For large corporations such as the likes of JP Morgan and American Express, the process of moving into the cloud began in the early 2000s when IT budgets were not a large concern, but for a majority of the mid-market enterprise space that process has only started recently, according to Dermot McCann, Kaseya Australia and New Zealand managing director.
McCann said the difference between the cloud now and then is that while the capabilities are the same, and it's not a "dumb down or light version", it's an easier model to consume.
"The pay as you go capability is acceptable and it's not only limited to the top global companies, it's now available to mid-market and small businesses," he said.
"What we're seeing driving this shift is quicker time to value where you can buy cloud services, and you can have it up and running in a few days.
"Also the advent of mobility, where expectations by consumers and corporate applications are much more intuitive, there's now an increased expectation that trend will continue with software consumption, and that's why it has become much easier to consume.
"Although there are some of the critical large legacy systems that are still being built under a certain framework, and they lend themselves to not being easy to use."
Taking advantage of this shift is Datacom, which has selected Kaseya through a tender process for its cloud monitoring solutions, and IT systems management platform, Virtual System Administrator (VSA) Professional, to streamline the environment.
Datacom Australia director of cloud and tools, Rob Purdy, said the company has identified there is a need to replace and consolidate several of its monitoring tools, and required a flexible solution that could scale to service its enterprise and SMB clients.
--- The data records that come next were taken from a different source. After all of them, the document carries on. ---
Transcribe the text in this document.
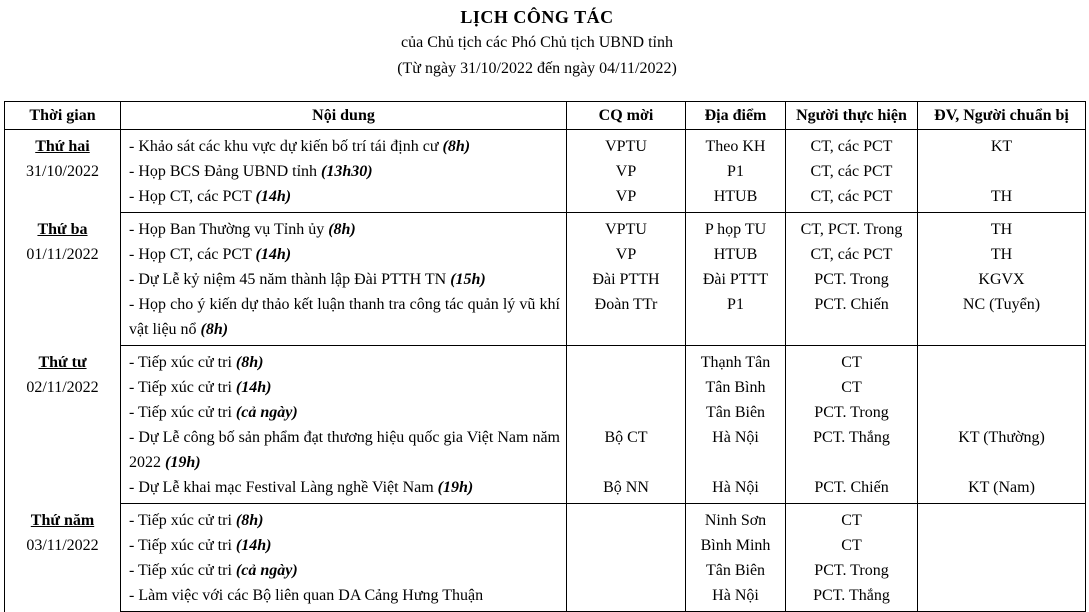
LỊCH CÔNG TÁC
của Chủ tịch các Phó Chủ tịch UBND tỉnh
(Từ ngày 31/10/2022 đến ngày 04/11/2022)
Thời gian	Nội dung	CQ mời	Địa điểm	Người thực hiện	ĐV, Người chuẩn bị

Thứ hai
31/10/2022	- Khảo sát các khu vực dự kiến bố trí tái định cư (8h)	VPTU	Theo KH	CT, các PCT	KT
	- Họp BCS Đảng UBND tỉnh (13h30)	VP	P1	CT, các PCT	
	- Họp CT, các PCT (14h)	VP	HTUB	CT, các PCT	TH

Thứ ba
01/11/2022	- Họp Ban Thường vụ Tỉnh ủy (8h)	VPTU	P họp TU	CT, PCT. Trong	TH
	- Họp CT, các PCT (14h)	VP	HTUB	CT, các PCT	TH
	- Dự Lễ kỷ niệm 45 năm thành lập Đài PTTH TN (15h)	Đài PTTH	Đài PTTT	PCT. Trong	KGVX
	- Họp cho ý kiến dự thảo kết luận thanh tra công tác quản lý vũ khí vật liệu nổ (8h)	Đoàn TTr	P1	PCT. Chiến	NC (Tuyển)

Thứ tư
02/11/2022	- Tiếp xúc cử tri (8h)		Thạnh Tân	CT	
	- Tiếp xúc cử tri (14h)		Tân Bình	CT	
	- Tiếp xúc cử tri (cả ngày)		Tân Biên	PCT. Trong	
	- Dự Lễ công bố sản phẩm đạt thương hiệu quốc gia Việt Nam năm 2022 (19h)	Bộ CT	Hà Nội	PCT. Thắng	KT (Thường)
	- Dự Lễ khai mạc Festival Làng nghề Việt Nam (19h)	Bộ NN	Hà Nội	PCT. Chiến	KT (Nam)

Thứ năm
03/11/2022	- Tiếp xúc cử tri (8h)		Ninh Sơn	CT	
	- Tiếp xúc cử tri (14h)		Bình Minh	CT	
	- Tiếp xúc cử tri (cả ngày)		Tân Biên	PCT. Trong	
	- Làm việc với các Bộ liên quan DA Cảng Hưng Thuận		Hà Nội	PCT. Thắng	
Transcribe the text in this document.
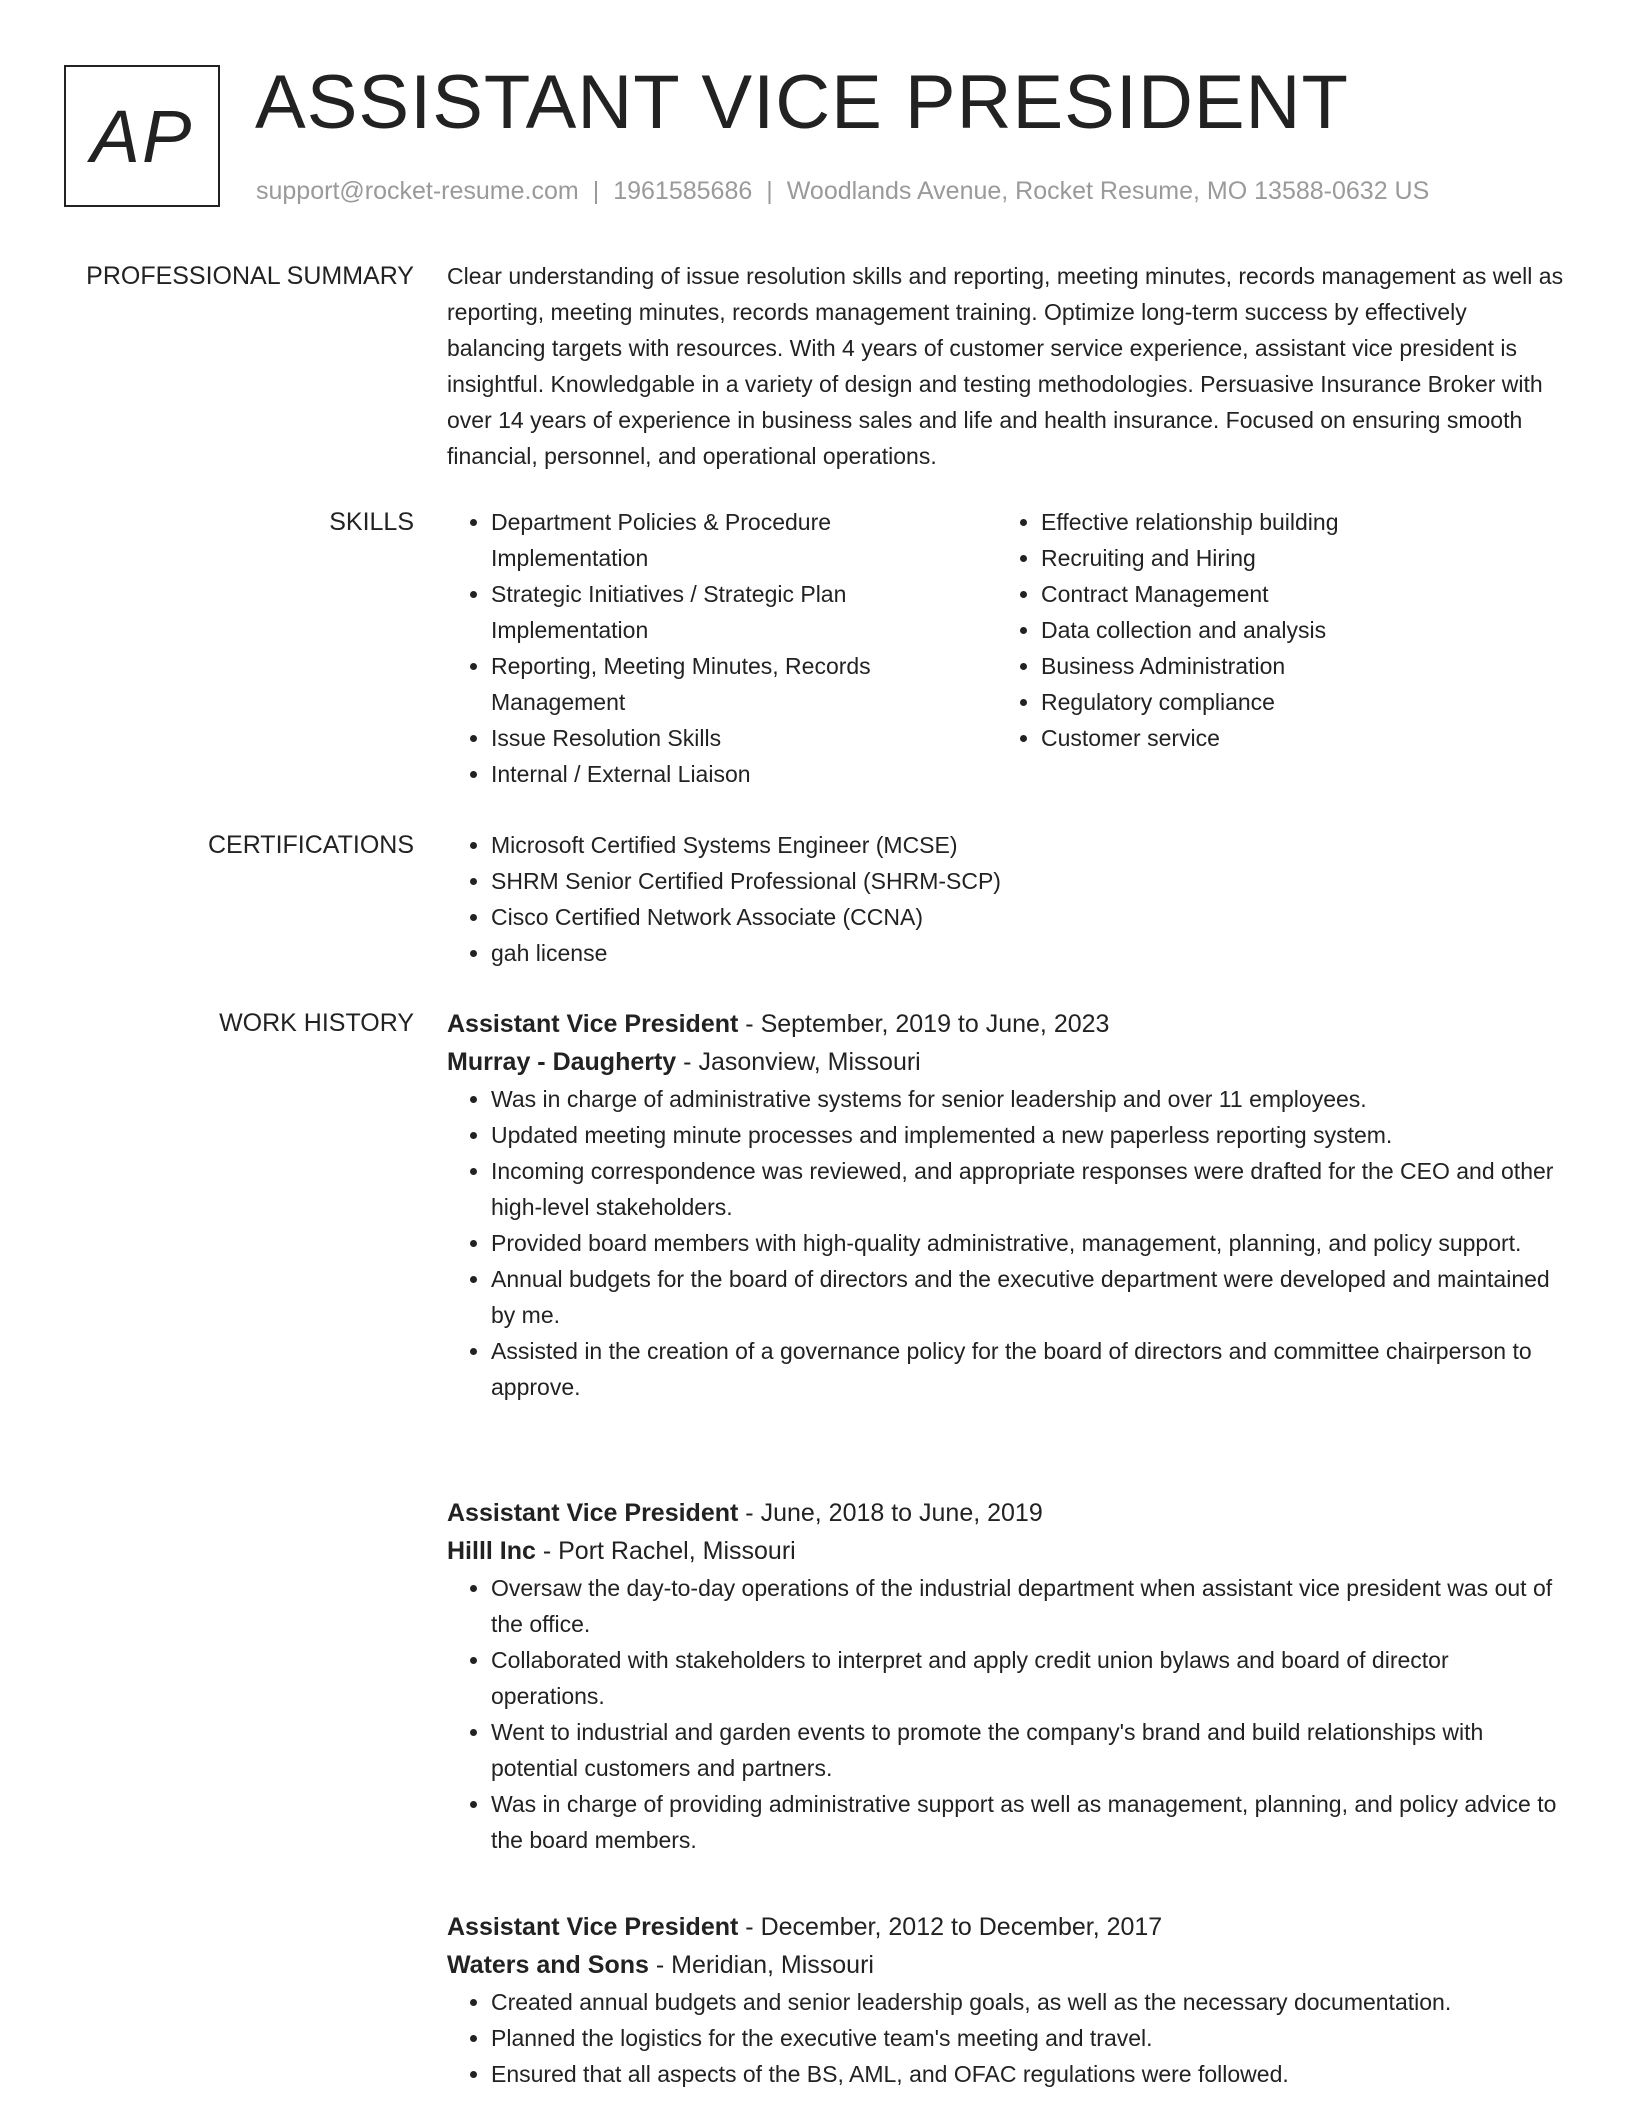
AP ASSISTANT VICE PRESIDENT
support@rocket-resume.com | 1961585686 | Woodlands Avenue, Rocket Resume, MO 13588-0632 US
PROFESSIONAL SUMMARY Clear understanding of issue resolution skills and reporting, meeting minutes, records management as well as reporting, meeting minutes, records management training. Optimize long-term success by effectively balancing targets with resources. With 4 years of customer service experience, assistant vice president is insightful. Knowledgable in a variety of design and testing methodologies. Persuasive Insurance Broker with over 14 years of experience in business sales and life and health insurance. Focused on ensuring smooth financial, personnel, and operational operations.

SKILLS	• Department Policies & Procedure Implementation
• Strategic Initiatives / Strategic Plan Implementation
• Reporting, Meeting Minutes, Records Management
• Issue Resolution Skills
• Internal / External Liaison
• Effective relationship building
• Recruiting and Hiring
• Contract Management
• Data collection and analysis
• Business Administration
• Regulatory compliance
• Customer service
CERTIFICATIONS	• Microsoft Certified Systems Engineer (MCSE)
• SHRM Senior Certified Professional (SHRM-SCP)
• Cisco Certified Network Associate (CCNA)
• gah license
WORK HISTORY Assistant Vice President - September, 2019 to June, 2023
Murray - Daugherty - Jasonview, Missouri
• Was in charge of administrative systems for senior leadership and over 11 employees.
• Updated meeting minute processes and implemented a new paperless reporting system.
• Incoming correspondence was reviewed, and appropriate responses were drafted for the CEO and other high-level stakeholders.
• Provided board members with high-quality administrative, management, planning, and policy support.
• Annual budgets for the board of directors and the executive department were developed and maintained by me.
• Assisted in the creation of a governance policy for the board of directors and committee chairperson to approve.
Assistant Vice President - June, 2018 to June, 2019
Hilll Inc - Port Rachel, Missouri
• Oversaw the day-to-day operations of the industrial department when assistant vice president was out of the office.
• Collaborated with stakeholders to interpret and apply credit union bylaws and board of director operations.
• Went to industrial and garden events to promote the company's brand and build relationships with potential customers and partners.
• Was in charge of providing administrative support as well as management, planning, and policy advice to the board members.
Assistant Vice President - December, 2012 to December, 2017
Waters and Sons - Meridian, Missouri
• Created annual budgets and senior leadership goals, as well as the necessary documentation.
• Planned the logistics for the executive team's meeting and travel.
• Ensured that all aspects of the BS, AML, and OFAC regulations were followed.
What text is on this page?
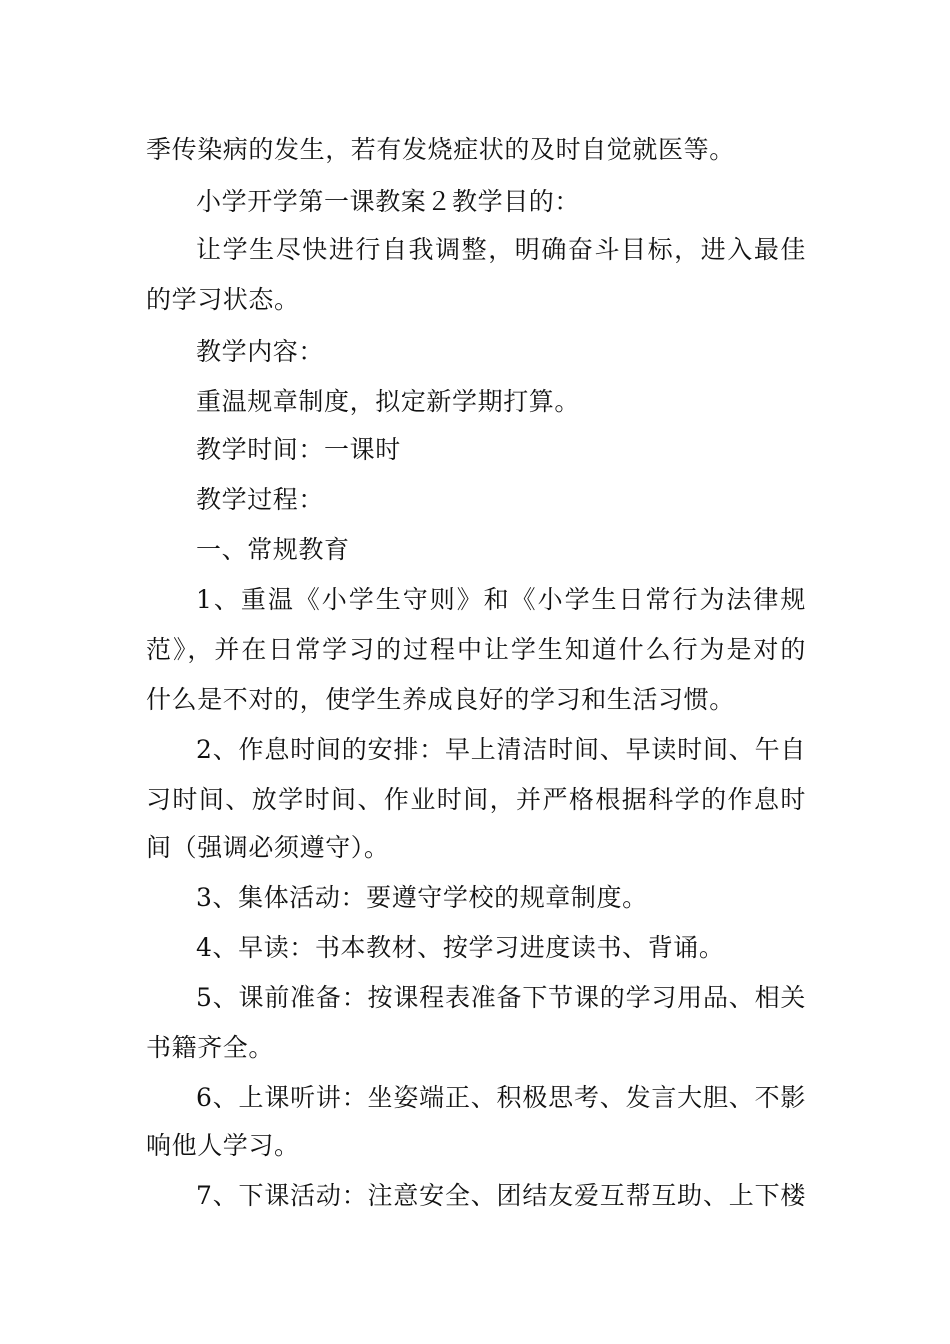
季传染病的发生，若有发烧症状的及时自觉就医等。
小学开学第一课教案２教学目的：
让学生尽快进行自我调整，明确奋斗目标，进入最佳
的学习状态。
教学内容：
重温规章制度，拟定新学期打算。
教学时间：一课时
教学过程：
一、常规教育
1、重温《小学生守则》和《小学生日常行为法律规
范》，并在日常学习的过程中让学生知道什么行为是对的
什么是不对的，使学生养成良好的学习和生活习惯。
2、作息时间的安排：早上清洁时间、早读时间、午自
习时间、放学时间、作业时间，并严格根据科学的作息时
间（强调必须遵守）。
3、集体活动：要遵守学校的规章制度。
4、早读：书本教材、按学习进度读书、背诵。
5、课前准备：按课程表准备下节课的学习用品、相关
书籍齐全。
6、上课听讲：坐姿端正、积极思考、发言大胆、不影
响他人学习。
7、下课活动：注意安全、团结友爱互帮互助、上下楼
He said the partnership reflects the new form of cloud where customers can now purchase as much as they need it, when they need it, without the complexities.
"Essentially customers can buy into the cloud if they use it," Purdy said. "If the business changes, or they need new functionality, they don't need to engineer it, they can change consumption accordingly. If they're downsizing, they can change the consumption and match up the economics to that.
"But there are still a lot of traditional providers that are working with three-year lock in contracts, but that doesn't really happen when you're in the cloud, and that's why the market is moving so much."
In fact, Purdy describes the uptake of moving into the cloud in the mid and smaller market has been like wildfire.
"It's pretty rapid, the big organisations can afford to sustain infrastructures in the long term whereas mid market find it hard to justify that extra edge and extra tool. So if you can consume being in the cloud on a monthly basis it's really quite attractive," he said.
Datacom Australia's partnership with Kaseya follows Datacom New Zealand's partnership with the cloud-based IT management software firm. Purdy said Datacom has saved "hundreds of thousands of dollars in licensing costs" and have managed to move tasks from "what usually took days to less than an hour", and hopes to see similar outcomes in Australia.